Le Kyiv Post, un journal ukrainien en langue anglaise et de tendance pro-occidentale nous présente l’un des leaders de Praviy Sektor, Dmytro Yarosh, qui explique son succès par les résultats limités de l’opposition. Yarosh vient lui-même de l’est de l’Ukraine, une partie du pays acquise à Ianoukovitch et à son parti des Régions. Il a passé les 25 dernières années dans des groupes ultra-nationalistes, et raconte au Kyiv Post qu’il a «fait sa communion, donc maintenant je suis prêt à mourir. Je ne veux pas vraiment mourir –je vais bientôt avoir un petit-fils […]– mais si je dois mourir, je le ferai». Le but du Praviy Sektor est de pousser Ianoukovitch au départ, en lui promettant que ni lui ni sa famille ne seront victimes d’exactions, «pour éviter un bain de sang», explique Yarosh.

L’émergence de ce mouvement montre la fragmentation de l’opposition ukrainienne, après deux mois d’affrontements avec les forces gouvernementales. Des dissensions notées par Volodymyr Ishchenko, un sociologue ukrainien, dans une tribune publiée par le Guardian, où il explique que «les objectifs des opposants sont passés d’un désir d’être associé à l’Europe au combat contre la police, après que le Parlement a mis en pièces la constitution et empilé les lois restreignant, entre autres, les libertés de réunion et d’expression». Ishchenko montre la façon dont le mouvement a neutralisé ses slogans, «Gloire à l’Ukraine! Gloire aux héros», afin de mieux dissimuler ses idées, «parfois ouvertement néo-nazies».
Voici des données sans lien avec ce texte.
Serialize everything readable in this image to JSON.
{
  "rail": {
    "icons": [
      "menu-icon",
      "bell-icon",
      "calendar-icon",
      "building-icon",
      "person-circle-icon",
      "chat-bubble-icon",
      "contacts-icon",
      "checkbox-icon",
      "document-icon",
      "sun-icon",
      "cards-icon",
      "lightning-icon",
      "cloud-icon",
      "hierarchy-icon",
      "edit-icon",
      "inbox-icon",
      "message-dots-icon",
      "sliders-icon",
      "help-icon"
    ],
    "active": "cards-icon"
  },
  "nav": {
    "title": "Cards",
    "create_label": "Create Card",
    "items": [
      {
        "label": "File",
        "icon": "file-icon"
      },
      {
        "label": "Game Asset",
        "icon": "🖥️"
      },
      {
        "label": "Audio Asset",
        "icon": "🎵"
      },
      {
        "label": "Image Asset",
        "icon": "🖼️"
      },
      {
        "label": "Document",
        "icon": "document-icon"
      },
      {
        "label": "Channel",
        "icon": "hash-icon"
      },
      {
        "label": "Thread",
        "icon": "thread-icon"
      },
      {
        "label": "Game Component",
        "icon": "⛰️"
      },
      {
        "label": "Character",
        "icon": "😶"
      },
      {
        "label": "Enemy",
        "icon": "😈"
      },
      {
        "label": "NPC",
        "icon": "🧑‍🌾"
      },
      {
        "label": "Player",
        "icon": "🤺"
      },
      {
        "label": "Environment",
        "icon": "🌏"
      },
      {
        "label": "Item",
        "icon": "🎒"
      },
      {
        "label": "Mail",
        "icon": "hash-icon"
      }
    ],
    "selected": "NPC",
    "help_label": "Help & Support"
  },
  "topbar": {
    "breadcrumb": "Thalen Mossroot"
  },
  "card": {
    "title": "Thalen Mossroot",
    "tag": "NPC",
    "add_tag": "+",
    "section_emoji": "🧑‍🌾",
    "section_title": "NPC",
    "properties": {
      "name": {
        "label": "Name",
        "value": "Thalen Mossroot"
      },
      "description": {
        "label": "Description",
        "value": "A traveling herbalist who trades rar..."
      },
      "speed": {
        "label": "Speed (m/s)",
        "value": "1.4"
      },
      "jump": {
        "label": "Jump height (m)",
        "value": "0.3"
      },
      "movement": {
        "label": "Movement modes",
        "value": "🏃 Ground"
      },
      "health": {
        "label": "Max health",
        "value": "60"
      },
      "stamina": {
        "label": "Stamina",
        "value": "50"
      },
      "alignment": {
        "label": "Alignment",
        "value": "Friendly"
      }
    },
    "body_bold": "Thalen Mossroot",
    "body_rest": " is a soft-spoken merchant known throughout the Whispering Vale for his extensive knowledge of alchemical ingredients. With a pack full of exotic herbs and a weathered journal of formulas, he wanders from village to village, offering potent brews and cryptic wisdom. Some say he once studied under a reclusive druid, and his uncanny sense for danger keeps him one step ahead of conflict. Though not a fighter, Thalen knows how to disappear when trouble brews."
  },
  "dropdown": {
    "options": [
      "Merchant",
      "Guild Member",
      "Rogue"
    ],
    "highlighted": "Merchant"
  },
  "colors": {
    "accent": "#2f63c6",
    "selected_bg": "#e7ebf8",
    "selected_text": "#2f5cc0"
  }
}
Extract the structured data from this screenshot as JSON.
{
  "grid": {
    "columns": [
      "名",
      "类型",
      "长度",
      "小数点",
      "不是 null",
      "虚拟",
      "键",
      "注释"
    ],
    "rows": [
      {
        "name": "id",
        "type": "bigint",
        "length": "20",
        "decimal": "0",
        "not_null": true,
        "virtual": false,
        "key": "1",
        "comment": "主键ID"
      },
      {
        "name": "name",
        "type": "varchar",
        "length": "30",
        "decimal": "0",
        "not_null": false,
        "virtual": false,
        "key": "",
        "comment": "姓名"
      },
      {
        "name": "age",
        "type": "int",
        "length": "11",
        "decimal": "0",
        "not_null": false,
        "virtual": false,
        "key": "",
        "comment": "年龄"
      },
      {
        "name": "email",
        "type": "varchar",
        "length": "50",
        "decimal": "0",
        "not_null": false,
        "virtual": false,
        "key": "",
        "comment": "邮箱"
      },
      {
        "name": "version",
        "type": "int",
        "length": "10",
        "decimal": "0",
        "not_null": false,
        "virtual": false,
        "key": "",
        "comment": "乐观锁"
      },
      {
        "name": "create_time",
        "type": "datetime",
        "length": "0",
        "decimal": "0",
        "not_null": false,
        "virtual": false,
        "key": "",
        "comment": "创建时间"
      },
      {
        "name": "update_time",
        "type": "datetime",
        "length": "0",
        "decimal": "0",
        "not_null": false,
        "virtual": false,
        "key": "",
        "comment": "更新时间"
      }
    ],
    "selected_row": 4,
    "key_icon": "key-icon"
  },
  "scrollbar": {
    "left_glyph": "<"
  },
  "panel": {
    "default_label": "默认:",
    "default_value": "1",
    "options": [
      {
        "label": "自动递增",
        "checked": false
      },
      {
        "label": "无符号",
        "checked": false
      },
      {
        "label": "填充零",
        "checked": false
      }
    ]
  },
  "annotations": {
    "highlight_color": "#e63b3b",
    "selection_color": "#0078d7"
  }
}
Les manifestations de Kiev ont en tout cas versé dans la violence. Le mercredi 22 janvier, 5 personnes ont été tuées dans la capitale ukrainienne, et 300 blessées. Mais comme le note Ishchenko, des motifs d’espoir demeurent pour le maintien d’un mouvement non-violent. Lundi 20, « les étudiant de l’Université de Kiev Mohyla, une des meilleurs universités en Ukraine, ont décrété une grève illimitée contre les lois policières, dans le but de faire cesser les cours dans l’université et d’initier des grèves dans d’autres campus, et des grèves de travailleurs». Une autre façon de faire tomber Ianoukovitch, une manière «radicale et efficace», mais qui reste «non-violente».